Only when an action is called upon an RDD, like wordsRDD.count, the RDD chain, called lineage will be executed. That is, the data, broken down in partitions, will be loaded by the Spark cluster's executors, the flatMap function will be applied and the result will be calculated.
On a linear lineage, like the one in this example, cache() is not needed. The data will be loaded to the executors, all the transformations will be applied and finally the count will be computed, all in memory - if the data fits in memory.
cache is useful when the lineage of the RDD branches out. Let's say you want to filter the words of the previous example into a count for positive and negative words. You could do this like that:
val positiveWordsCount = wordsRDD.filter(word => isPositive(word)).count()
val negativeWordsCount = wordsRDD.filter(word => isNegative(word)).count()
Here, each branch issues a reload of the data. Adding an explicit cache statement will ensure that processing done previously is preserved and reused. The job will look like this:
val textFile = sc.textFile("/user/emp.txt")
val wordsRDD = textFile.flatMap(line => line.split("\\W"))
wordsRDD.cache()
val positiveWordsCount = wordsRDD.filter(word => isPositive(word)).count()
val negativeWordsCount = wordsRDD.filter(word => isNegative(word)).count()
For that reason, cache is said to 'break the lineage' as it creates a checkpoint that can be reused for further processing.
Rule of thumb: Use cache when the lineage of your RDD branches out or when an RDD is used multiple times like in a loop.
Do we need to call "cache" or "persist" explicitly to store the RDD data into memory?
Yes, only if needed.
The RDD data stored in a distributed way in the memory by default?
No!
And these are the reasons why :
Spark supports two types of shared variables: broadcast variables, which can be used to cache a value in memory on all nodes, and accumulators, which are variables that are only “added” to, such as counters and sums.
RDDs support two types of operations: transformations, which create a new dataset from an existing one, and actions, which return a value to the driver program after running a computation on the dataset. For example, map is a transformation that passes each dataset element through a function and returns a new RDD representing the results. On the other hand, reduce is an action that aggregates all the elements of the RDD using some function and returns the final result to the driver program (although there is also a parallel reduceByKey that returns a distributed dataset).
All transformations in Spark are lazy, in that they do not compute their results right away. Instead, they just remember the transformations applied to some base dataset (e.g. a file). The transformations are only computed when an action requires a result to be returned to the driver program. This design enables Spark to run more efficiently – for example, we can realize that a dataset created through map will be used in a reduce and return only the result of the reduce to the driver, rather than the larger mapped dataset.

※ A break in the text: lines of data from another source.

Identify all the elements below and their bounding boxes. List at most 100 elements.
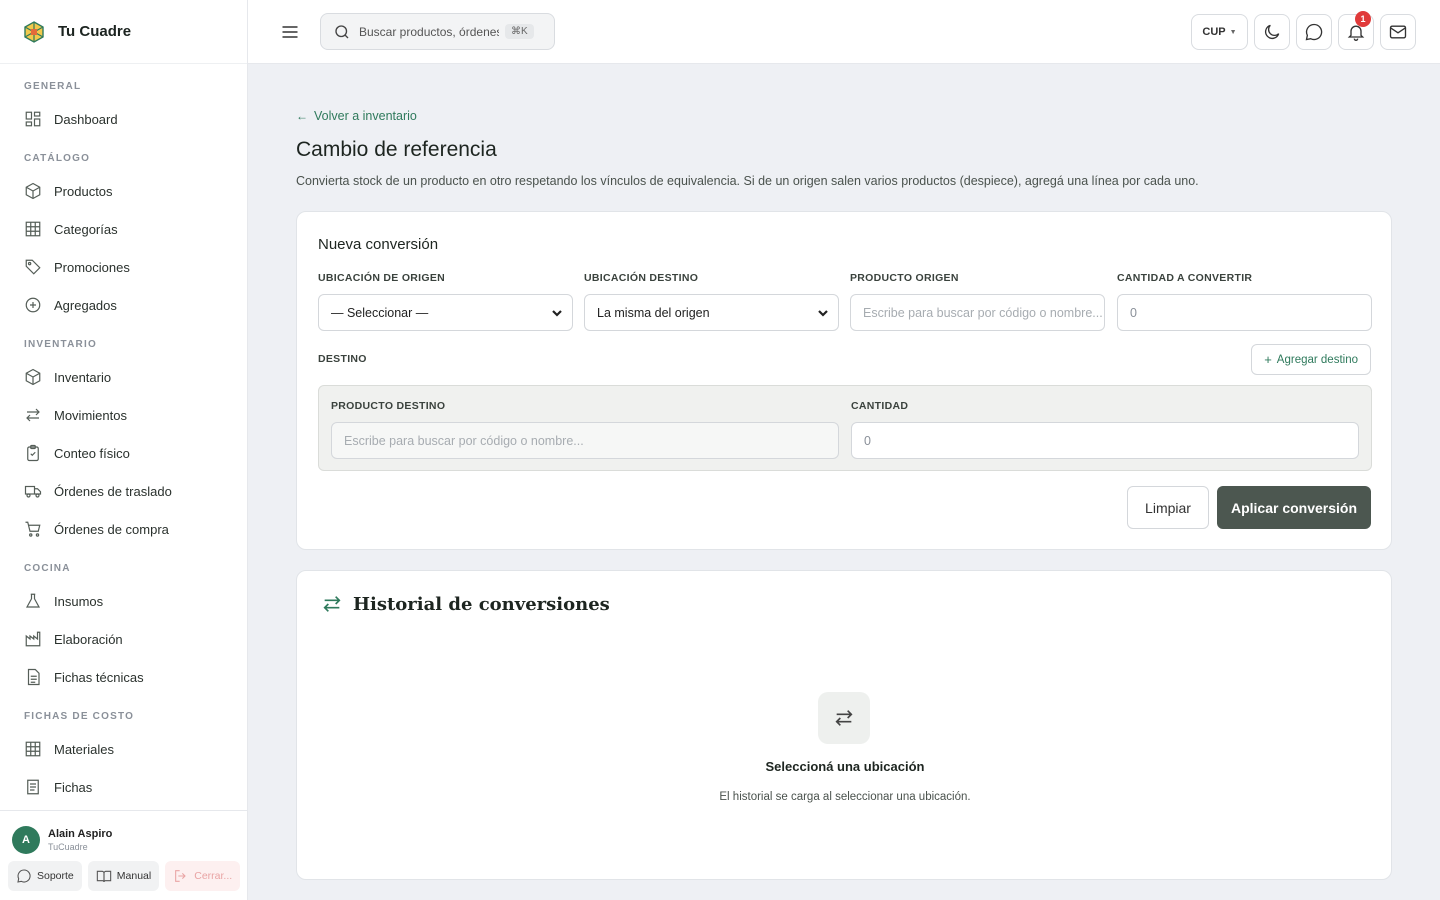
sidebar-item-dashboard[interactable]: Dashboard: [0, 100, 247, 138]
grid-icon: [24, 740, 42, 758]
manual-label: Manual: [116, 870, 152, 882]
sidebar-item-agregados[interactable]: Agregados: [0, 286, 247, 324]
sidebar-item-elaboracion[interactable]: Elaboración: [0, 620, 247, 658]
sidebar-item-categorias[interactable]: Categorías: [0, 210, 247, 248]
dest-product-input[interactable]: Escribe para buscar por código o nombre.…: [331, 422, 839, 459]
field-label: UBICACIÓN DESTINO: [584, 272, 699, 284]
section-title-general: GENERAL: [24, 80, 82, 92]
user-profile[interactable]: A Alain Aspiro TuCuadre: [0, 811, 247, 859]
manual-button[interactable]: Manual: [87, 861, 160, 891]
notification-badge: 1: [1355, 11, 1371, 27]
sidebar-item-fichas-tecnicas[interactable]: Fichas técnicas: [0, 658, 247, 696]
avatar: A: [12, 826, 40, 854]
input-placeholder: 0: [1130, 305, 1137, 320]
input-placeholder: Escribe para buscar por código o nombre.…: [863, 305, 1103, 320]
currency-value: CUP: [1202, 26, 1226, 38]
plus-circle-icon: [24, 296, 42, 314]
user-name: Alain Aspiro: [48, 828, 113, 840]
user-org: TuCuadre: [48, 842, 88, 852]
origin-product-field: PRODUCTO ORIGEN Escribe para buscar por …: [850, 272, 1105, 331]
box-icon: [24, 368, 42, 386]
field-label: CANTIDAD: [851, 400, 909, 412]
theme-toggle-button[interactable]: [1254, 14, 1290, 50]
sidebar-item-inventario[interactable]: Inventario: [0, 358, 247, 396]
apply-conversion-button[interactable]: Aplicar conversión: [1217, 486, 1371, 529]
clear-button[interactable]: Limpiar: [1127, 486, 1209, 529]
conversion-form-card: Nueva conversión UBICACIÓN DE ORIGEN — S…: [296, 211, 1392, 550]
sidebar-item-ordenes-compra[interactable]: Órdenes de compra: [0, 510, 247, 548]
brand-name: Tu Cuadre: [58, 23, 132, 40]
field-label: PRODUCTO ORIGEN: [850, 272, 959, 284]
sidebar-item-fichas[interactable]: Fichas: [0, 768, 247, 806]
book-icon: [96, 870, 111, 883]
quantity-input[interactable]: 0: [1117, 294, 1372, 331]
destination-label: DESTINO: [318, 353, 367, 365]
select-value: La misma del origen: [597, 305, 710, 320]
origin-location-field: UBICACIÓN DE ORIGEN — Seleccionar —: [318, 272, 573, 331]
notifications-button[interactable]: 1: [1338, 11, 1374, 50]
moon-icon: [1264, 24, 1280, 40]
swap-icon: [323, 596, 341, 612]
logout-icon: [175, 870, 186, 882]
empty-state-subtitle: El historial se carga al seleccionar una…: [719, 791, 971, 803]
dest-location-select[interactable]: La misma del origen: [584, 294, 839, 331]
history-header: Historial de conversiones: [321, 593, 610, 615]
back-label: Volver a inventario: [314, 109, 417, 123]
grid-icon: [24, 220, 42, 238]
currency-selector[interactable]: CUP ▼: [1191, 14, 1248, 50]
arrow-left-icon: ←: [296, 109, 308, 123]
field-label: UBICACIÓN DE ORIGEN: [318, 272, 446, 284]
input-placeholder: Escribe para buscar por código o nombre.…: [344, 433, 584, 448]
sidebar-item-label: Materiales: [54, 741, 114, 757]
mail-icon: [1389, 25, 1407, 39]
support-button[interactable]: Soporte: [8, 861, 82, 891]
menu-toggle-button[interactable]: [280, 22, 300, 42]
box-icon: [24, 182, 42, 200]
origin-location-select[interactable]: — Seleccionar —: [318, 294, 573, 331]
sidebar-item-label: Órdenes de traslado: [54, 483, 172, 499]
field-label: PRODUCTO DESTINO: [331, 400, 446, 412]
dest-product-field: PRODUCTO DESTINO Escribe para buscar por…: [331, 400, 839, 459]
add-destination-button[interactable]: + Agregar destino: [1251, 344, 1371, 375]
document-icon: [24, 668, 42, 686]
sidebar-item-label: Elaboración: [54, 631, 123, 647]
dest-quantity-input[interactable]: 0: [851, 422, 1359, 459]
sidebar-item-conteo-fisico[interactable]: Conteo físico: [0, 434, 247, 472]
sidebar-item-promociones[interactable]: Promociones: [0, 248, 247, 286]
back-link[interactable]: ← Volver a inventario: [296, 109, 417, 123]
sidebar-item-label: Insumos: [54, 593, 104, 609]
add-destination-label: Agregar destino: [1276, 353, 1358, 366]
sidebar-item-label: Promociones: [54, 259, 130, 275]
sidebar-item-insumos[interactable]: Insumos: [0, 582, 247, 620]
empty-state-icon: [818, 692, 870, 744]
factory-icon: [24, 630, 42, 648]
sidebar-nav: GENERAL Dashboard CATÁLOGO Productos Cat…: [0, 64, 247, 806]
logout-button[interactable]: Cerrar...: [165, 861, 241, 891]
sidebar-item-label: Movimientos: [54, 407, 127, 423]
sidebar-item-label: Categorías: [54, 221, 118, 237]
search-placeholder: Buscar productos, órdenes...: [359, 24, 499, 39]
page-title: Cambio de referencia: [296, 138, 497, 161]
search-icon: [335, 24, 349, 38]
search-input[interactable]: Buscar productos, órdenes... ⌘K: [320, 13, 555, 50]
sidebar-item-movimientos[interactable]: Movimientos: [0, 396, 247, 434]
brand[interactable]: Tu Cuadre: [0, 0, 247, 64]
history-title: Historial de conversiones: [353, 593, 610, 615]
brand-logo-icon: [22, 20, 46, 44]
sidebar-item-label: Fichas técnicas: [54, 669, 144, 685]
sidebar-item-label: Inventario: [54, 369, 112, 385]
sidebar-item-productos[interactable]: Productos: [0, 172, 247, 210]
sidebar-item-materiales[interactable]: Materiales: [0, 730, 247, 768]
plus-icon: +: [1264, 352, 1272, 367]
mail-button[interactable]: [1380, 14, 1416, 50]
cart-icon: [24, 520, 42, 538]
origin-product-input[interactable]: Escribe para buscar por código o nombre.…: [850, 294, 1105, 331]
card-title: Nueva conversión: [318, 236, 439, 253]
document-icon: [24, 778, 42, 796]
messages-button[interactable]: [1296, 14, 1332, 50]
dest-location-field: UBICACIÓN DESTINO La misma del origen: [584, 272, 839, 331]
section-title-inventario: INVENTARIO: [24, 338, 97, 350]
sidebar-item-ordenes-traslado[interactable]: Órdenes de traslado: [0, 472, 247, 510]
sidebar-item-label: Productos: [54, 183, 113, 199]
chat-icon: [1305, 23, 1323, 41]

By default, each transformed RDD may be recomputed each time you run an action on it. However, you may also persist an RDD in memory using the persist (or cache) method, in which case Spark will keep the elements around on the cluster for much faster access the next time you query it. There is also support for persisting RDDs on disk, or replicated across multiple nodes.
For more details please check the Spark programming guide.
Below are the three situations you should cache your RDDs:
using an RDD many times
performing multiple actions on the same RDD
for long chains of (or very expensive) transformations
Adding another reason to add (or temporarily add) cache method call.
for debug memory issues
with cache method, spark will give debugging informations regarding the size of the RDD. so in the spark integrated UI, you will get RDD memory consumption info. and this proved very helpful diagnosing memory issues.